I stand there, forehead pressed to the glass, and listen. Somewhere in the distance, a branch cracks, then falls silent. The rest of the house is still. No voices, no footsteps, just the slow tick of my own pulse, gradually returning to normal.

I turn back to the bed, but I don’t lie down. Instead, I wrap the quilt around my shoulders and sit at the edge, watching the window for any sign of movement. The room is cold, and I wonder when the radiator will kick on.

The promise I made to Mrs. Whitby replays in my head. The memory of her grip—so strong, so certain—lingers on my skin. But the dream’s logic is harder to shake. The sound of my own name, repeated in a chorus of longing and dread, loops through my mind, insistent and inescapable.

The house is silent, but the silence is a lie. Something is awake, behind the walls, behind the door, behind my own thin bones.

I stay like that for a long time, waiting for morning or for sleep, whichever comes first.

It is a long time before I dare close my eyes.

5

Confrontation

The sun rises at some ungodly hour, but the clouds see fit to keep it a rumor rather than a promise.

I am up long before then, shaking off the tail of nightmares I’ll never forget. The restlessness curdles into irritability. I dress in yesterday’s jeans, my favorite threadbare gray T-shirt, complete with permanent paint flecks on the hem, and a soft navy cardigan, then drift down to the kitchen for coffee.

The house is preternaturally silent, as if it knows what happened in the night and has decided to conspire in my insomnia.

After a brief, savage struggle with the percolator, I settle in the library. My second home, or at least the only room where I feel more curiosity than dread. The fire is banked low from last night, but a poke with the iron and another log coaxes it back to life.

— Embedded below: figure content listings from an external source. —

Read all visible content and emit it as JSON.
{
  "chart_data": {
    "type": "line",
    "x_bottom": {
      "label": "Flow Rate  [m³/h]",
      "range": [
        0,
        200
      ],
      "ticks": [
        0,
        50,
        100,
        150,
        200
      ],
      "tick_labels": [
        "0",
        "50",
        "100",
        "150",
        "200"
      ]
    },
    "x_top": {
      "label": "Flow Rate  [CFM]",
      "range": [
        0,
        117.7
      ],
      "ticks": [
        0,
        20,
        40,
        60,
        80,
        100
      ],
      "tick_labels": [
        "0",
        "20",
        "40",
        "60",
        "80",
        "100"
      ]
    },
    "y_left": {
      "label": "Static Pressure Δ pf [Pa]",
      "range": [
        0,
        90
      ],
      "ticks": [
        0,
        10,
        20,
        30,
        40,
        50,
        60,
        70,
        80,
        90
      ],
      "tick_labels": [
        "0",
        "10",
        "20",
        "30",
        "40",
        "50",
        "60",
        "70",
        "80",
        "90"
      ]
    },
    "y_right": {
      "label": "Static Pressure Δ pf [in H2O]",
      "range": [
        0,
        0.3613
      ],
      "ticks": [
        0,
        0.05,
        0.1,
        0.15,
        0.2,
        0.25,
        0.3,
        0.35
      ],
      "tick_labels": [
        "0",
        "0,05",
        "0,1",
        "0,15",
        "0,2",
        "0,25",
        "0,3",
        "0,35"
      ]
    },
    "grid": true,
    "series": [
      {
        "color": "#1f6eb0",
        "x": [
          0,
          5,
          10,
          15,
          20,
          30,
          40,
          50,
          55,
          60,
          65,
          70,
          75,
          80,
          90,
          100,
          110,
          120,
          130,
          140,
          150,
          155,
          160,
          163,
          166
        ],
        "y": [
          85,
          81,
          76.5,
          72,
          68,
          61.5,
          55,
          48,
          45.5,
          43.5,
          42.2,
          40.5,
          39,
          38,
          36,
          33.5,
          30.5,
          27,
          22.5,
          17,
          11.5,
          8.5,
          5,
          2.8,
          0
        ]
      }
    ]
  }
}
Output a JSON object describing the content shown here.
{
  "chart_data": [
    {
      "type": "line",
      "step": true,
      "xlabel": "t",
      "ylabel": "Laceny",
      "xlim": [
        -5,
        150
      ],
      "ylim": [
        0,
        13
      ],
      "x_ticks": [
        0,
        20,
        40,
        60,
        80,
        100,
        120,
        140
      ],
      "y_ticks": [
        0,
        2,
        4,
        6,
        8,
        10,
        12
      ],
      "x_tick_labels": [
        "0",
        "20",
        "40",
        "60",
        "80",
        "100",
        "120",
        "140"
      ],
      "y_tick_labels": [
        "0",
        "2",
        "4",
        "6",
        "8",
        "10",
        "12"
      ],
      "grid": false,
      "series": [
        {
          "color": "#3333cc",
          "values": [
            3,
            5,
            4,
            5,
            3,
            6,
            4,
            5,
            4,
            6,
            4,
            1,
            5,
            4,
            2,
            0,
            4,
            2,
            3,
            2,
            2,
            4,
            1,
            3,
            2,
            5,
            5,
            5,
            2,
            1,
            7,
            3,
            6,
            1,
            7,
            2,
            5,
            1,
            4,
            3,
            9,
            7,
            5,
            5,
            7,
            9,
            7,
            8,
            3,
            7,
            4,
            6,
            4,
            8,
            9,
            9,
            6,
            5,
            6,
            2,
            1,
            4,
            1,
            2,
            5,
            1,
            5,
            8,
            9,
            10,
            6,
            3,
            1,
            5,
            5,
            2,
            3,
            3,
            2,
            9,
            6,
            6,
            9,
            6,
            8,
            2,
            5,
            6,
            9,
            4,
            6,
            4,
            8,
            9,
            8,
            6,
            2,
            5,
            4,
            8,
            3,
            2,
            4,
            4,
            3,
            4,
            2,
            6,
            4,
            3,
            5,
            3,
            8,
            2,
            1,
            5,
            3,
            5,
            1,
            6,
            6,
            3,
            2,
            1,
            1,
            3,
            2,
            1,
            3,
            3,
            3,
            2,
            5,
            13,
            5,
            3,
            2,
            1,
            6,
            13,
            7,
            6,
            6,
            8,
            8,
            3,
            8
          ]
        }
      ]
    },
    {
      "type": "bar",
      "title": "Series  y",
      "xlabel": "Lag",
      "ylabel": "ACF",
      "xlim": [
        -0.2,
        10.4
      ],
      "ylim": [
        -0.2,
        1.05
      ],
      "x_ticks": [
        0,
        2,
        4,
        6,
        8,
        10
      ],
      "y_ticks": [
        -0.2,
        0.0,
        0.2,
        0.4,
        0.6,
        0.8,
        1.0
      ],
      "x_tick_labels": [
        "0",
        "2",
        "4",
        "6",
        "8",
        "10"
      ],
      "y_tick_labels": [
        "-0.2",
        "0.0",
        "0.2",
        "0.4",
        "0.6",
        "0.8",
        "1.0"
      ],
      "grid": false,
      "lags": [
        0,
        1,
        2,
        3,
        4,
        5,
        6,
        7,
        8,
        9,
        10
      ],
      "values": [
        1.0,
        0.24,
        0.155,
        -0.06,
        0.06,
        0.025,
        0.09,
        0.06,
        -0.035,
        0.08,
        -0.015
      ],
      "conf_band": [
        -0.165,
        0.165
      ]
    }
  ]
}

I wrap a blanket around my legs and haul a stack of books from the locked case behind the desk. Not for the first time, I notice how many of these volumes are about death, poison,or the slow, botanical violence of the natural world. The Vale family, it seems, did not believe in happy endings.

I select a treatise on toxicology, eighteenth-century, hand-bound in cracked calfskin. The ink inside is a brown so dark it verges on black, and the margin notes—improbably neat, in a script characteristic of the time period—snakes through every page, annotating, correcting, sometimes arguing with the text.